The diffusion models provide the foundation for probabilistic blending by enabling joint optimization over multiple objectives through iterative refinement of trajectory-level predictions.

Experimental Results

Through extensive simulation and real-world experiments, the paper demonstrates how PoCo achieves superior performance in multi-task robotic manipulation settings, particularly in tool-use tasks involving hammers, knives, spatulas, and wrenches. The composition strategies result in significant improvements in success rates under varying scene disturbances and object configurations, achieving a robust generalization across different modalities and domains.

Task-level composition notably improves the execution success across all specified tasks compared to single-task and traditional multitask policy setups. Similarly, domain-level compositions leverage different data sources to significantly enhance performance in unseen environments, validating the framework's ability to generalize across domain gaps.

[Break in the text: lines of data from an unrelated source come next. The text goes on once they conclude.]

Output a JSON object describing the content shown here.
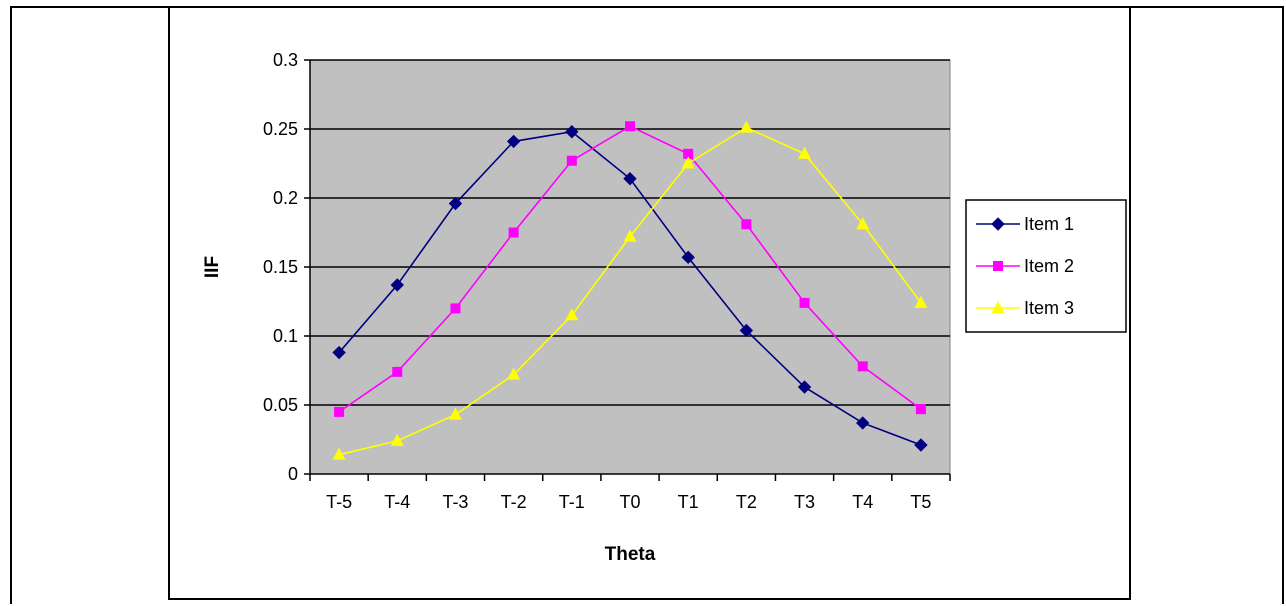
{
  "chart_data": {
    "type": "line",
    "xlabel": "Theta",
    "ylabel": "IIF",
    "categories": [
      "T-5",
      "T-4",
      "T-3",
      "T-2",
      "T-1",
      "T0",
      "T1",
      "T2",
      "T3",
      "T4",
      "T5"
    ],
    "ylim": [
      0,
      0.3
    ],
    "yticks": [
      "0",
      "0.05",
      "0.1",
      "0.15",
      "0.2",
      "0.25",
      "0.3"
    ],
    "grid": true,
    "legend": "right",
    "plot_background": "#c0c0c0",
    "series": [
      {
        "name": "Item 1",
        "color": "#000080",
        "marker": "diamond",
        "values": [
          0.088,
          0.137,
          0.196,
          0.241,
          0.248,
          0.214,
          0.157,
          0.104,
          0.063,
          0.037,
          0.021
        ]
      },
      {
        "name": "Item 2",
        "color": "#ff00ff",
        "marker": "square",
        "values": [
          0.045,
          0.074,
          0.12,
          0.175,
          0.227,
          0.252,
          0.232,
          0.181,
          0.124,
          0.078,
          0.047
        ]
      },
      {
        "name": "Item 3",
        "color": "#ffff00",
        "marker": "triangle",
        "values": [
          0.014,
          0.024,
          0.043,
          0.072,
          0.115,
          0.172,
          0.225,
          0.251,
          0.232,
          0.181,
          0.124
        ]
      }
    ]
  }
}
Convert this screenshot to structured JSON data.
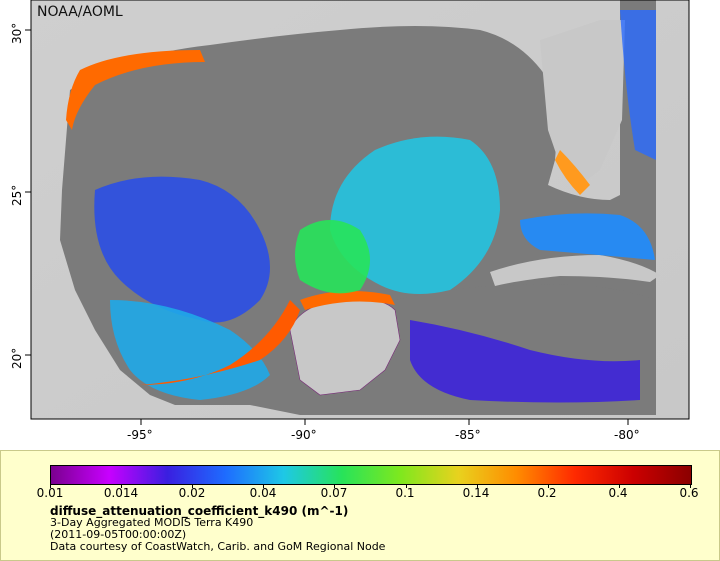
{
  "map": {
    "credit": "NOAA/AOML",
    "x_ticks": [
      "-95°",
      "-90°",
      "-85°",
      "-80°"
    ],
    "y_ticks": [
      "30°",
      "25°",
      "20°"
    ]
  },
  "legend": {
    "ticks": [
      "0.01",
      "0.014",
      "0.02",
      "0.04",
      "0.07",
      "0.1",
      "0.14",
      "0.2",
      "0.4",
      "0.6"
    ],
    "title": "diffuse_attenuation_coefficient_k490 (m^-1)",
    "line1": "3-Day Aggregated MODIS Terra K490",
    "line2": "(2011-09-05T00:00:00Z)",
    "line3": "Data courtesy of CoastWatch, Carib. and GoM Regional Node",
    "colors": [
      "#7a008f",
      "#c800ff",
      "#3a1fe0",
      "#1e6cff",
      "#1ec8e6",
      "#27e35a",
      "#7ee81e",
      "#e8d21e",
      "#ff8c00",
      "#ff2a00",
      "#cc0000",
      "#8b0000"
    ]
  }
}
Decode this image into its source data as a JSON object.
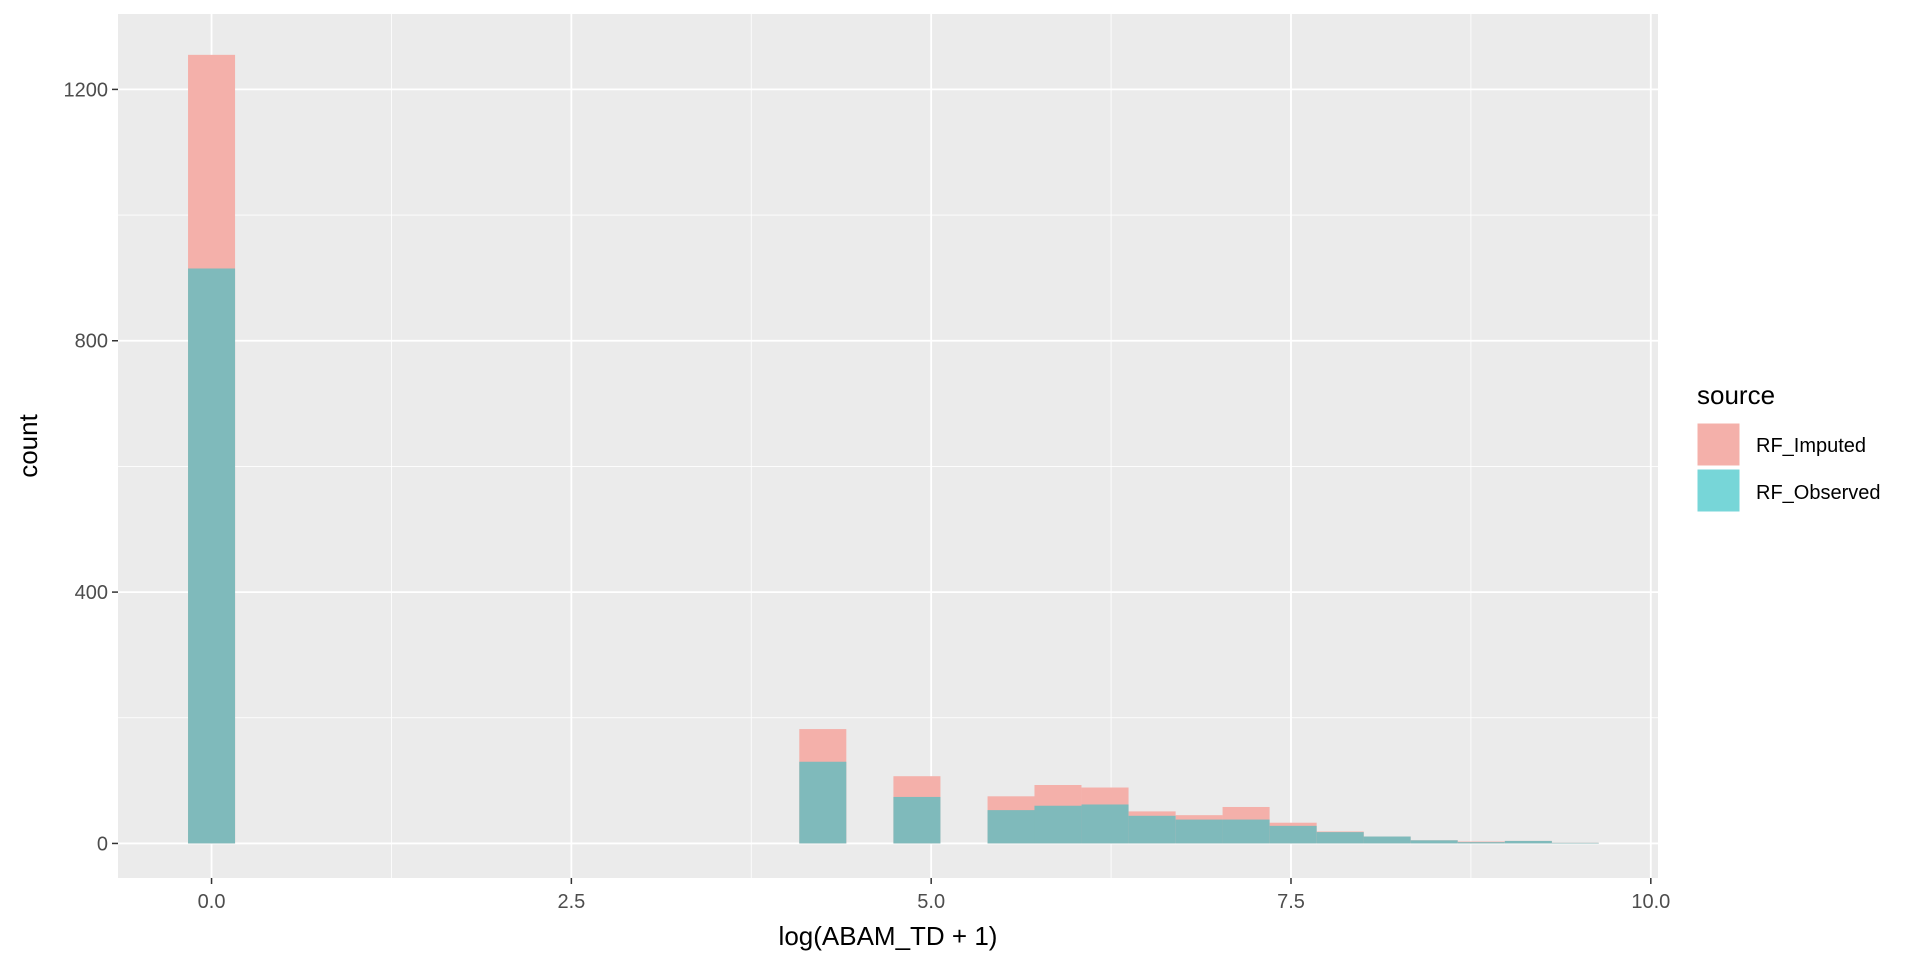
{
  "chart_data": {
    "type": "bar",
    "xlabel": "log(ABAM_TD + 1)",
    "ylabel": "count",
    "xlim": [
      -0.65,
      10.05
    ],
    "ylim": [
      -55,
      1320
    ],
    "xticks": [
      0.0,
      2.5,
      5.0,
      7.5,
      10.0
    ],
    "xtick_labels": [
      "0.0",
      "2.5",
      "5.0",
      "7.5",
      "10.0"
    ],
    "yticks": [
      0,
      400,
      800,
      1200
    ],
    "ytick_labels": [
      "0",
      "400",
      "800",
      "1200"
    ],
    "grid": true,
    "legend_position": "right",
    "legend": {
      "title": "source",
      "entries": [
        {
          "label": "RF_Imputed",
          "color": "#F8766D"
        },
        {
          "label": "RF_Observed",
          "color": "#00BFC4"
        }
      ]
    },
    "colors": {
      "RF_Imputed_fill": "#F4B0AA",
      "RF_Observed_fill": "#7FBABB",
      "RF_Observed_legend": "#77D6D8",
      "panel_background": "#EBEBEB",
      "grid": "#FFFFFF"
    },
    "bin_width": 0.3267,
    "series": [
      {
        "name": "RF_Imputed",
        "x": [
          0.0,
          4.247,
          4.901,
          5.555,
          5.881,
          6.208,
          6.535,
          6.862,
          7.188,
          7.515,
          7.842,
          8.168,
          8.495,
          8.822,
          9.149,
          9.475
        ],
        "values": [
          1255,
          182,
          107,
          75,
          93,
          89,
          51,
          45,
          58,
          33,
          19,
          11,
          5,
          3,
          4,
          1
        ]
      },
      {
        "name": "RF_Observed",
        "x": [
          0.0,
          4.247,
          4.901,
          5.555,
          5.881,
          6.208,
          6.535,
          6.862,
          7.188,
          7.515,
          7.842,
          8.168,
          8.495,
          8.822,
          9.149,
          9.475
        ],
        "values": [
          915,
          130,
          74,
          53,
          60,
          62,
          44,
          38,
          38,
          28,
          18,
          11,
          5,
          2,
          4,
          1
        ]
      }
    ]
  }
}
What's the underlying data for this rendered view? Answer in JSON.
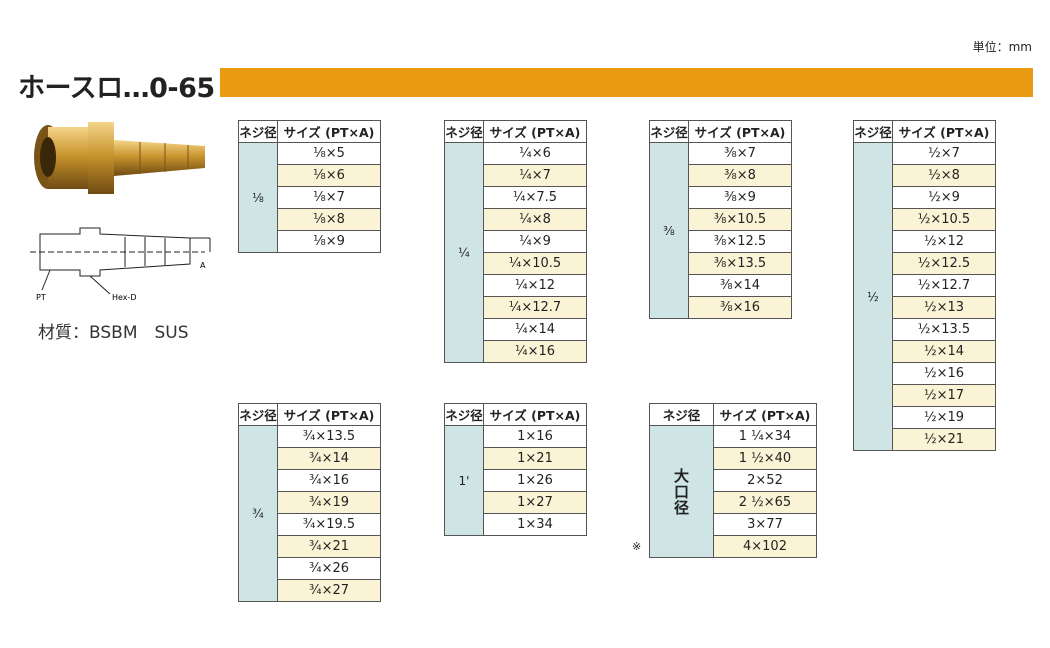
{
  "unit": "単位：mm",
  "title": "ホースロ…0-65",
  "material": "材質：BSBM　SUS",
  "diagram_labels": {
    "pt": "PT",
    "hex": "Hex-D",
    "a": "A"
  },
  "headers": [
    "ネジ径",
    "サイズ (PT×A)"
  ],
  "tables": [
    {
      "thread": "⅛",
      "sizes": [
        "⅛×5",
        "⅛×6",
        "⅛×7",
        "⅛×8",
        "⅛×9"
      ]
    },
    {
      "thread": "¼",
      "sizes": [
        "¼×6",
        "¼×7",
        "¼×7.5",
        "¼×8",
        "¼×9",
        "¼×10.5",
        "¼×12",
        "¼×12.7",
        "¼×14",
        "¼×16"
      ]
    },
    {
      "thread": "⅜",
      "sizes": [
        "⅜×7",
        "⅜×8",
        "⅜×9",
        "⅜×10.5",
        "⅜×12.5",
        "⅜×13.5",
        "⅜×14",
        "⅜×16"
      ]
    },
    {
      "thread": "½",
      "sizes": [
        "½×7",
        "½×8",
        "½×9",
        "½×10.5",
        "½×12",
        "½×12.5",
        "½×12.7",
        "½×13",
        "½×13.5",
        "½×14",
        "½×16",
        "½×17",
        "½×19",
        "½×21"
      ]
    },
    {
      "thread": "¾",
      "sizes": [
        "¾×13.5",
        "¾×14",
        "¾×16",
        "¾×19",
        "¾×19.5",
        "¾×21",
        "¾×26",
        "¾×27"
      ]
    },
    {
      "thread": "1'",
      "sizes": [
        "1×16",
        "1×21",
        "1×26",
        "1×27",
        "1×34"
      ]
    },
    {
      "thread": "大口径",
      "sizes": [
        "1 ¼×34",
        "1 ½×40",
        "2×52",
        "2 ½×65",
        "3×77",
        "4×102"
      ]
    }
  ],
  "note_mark": "※"
}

Implications and Future Directions

The implications of this work are profound for the field of heterogeneous robot learning. By facilitating flexible composition of policies trained on diverse datasets, PoCo offers a practical solution to accommodate a wide range of tasks and sensory inputs without cumbersome data engineering. This modular approach may set a precedent for future developments in learning algorithms aiming to mimic the diverse data-driven learning capabilities of human cognition.

Looking forward, the authors suggest potential directions including scaling compositions to large-scale datasets, addressing long-horizon tasks via temporal trajectory compositions, and refining policy distillation techniques for computational efficiency during inference.

In conclusion, PoCo unfolds a compelling narrative for the fusion of multi-source information in robotic learning, showcasing compositional methods as effective means to bridge gaps in data heterogeneity and task generalization. The framework's contributions open new avenues for adaptive and scalable robot learning in complex, real-world environments.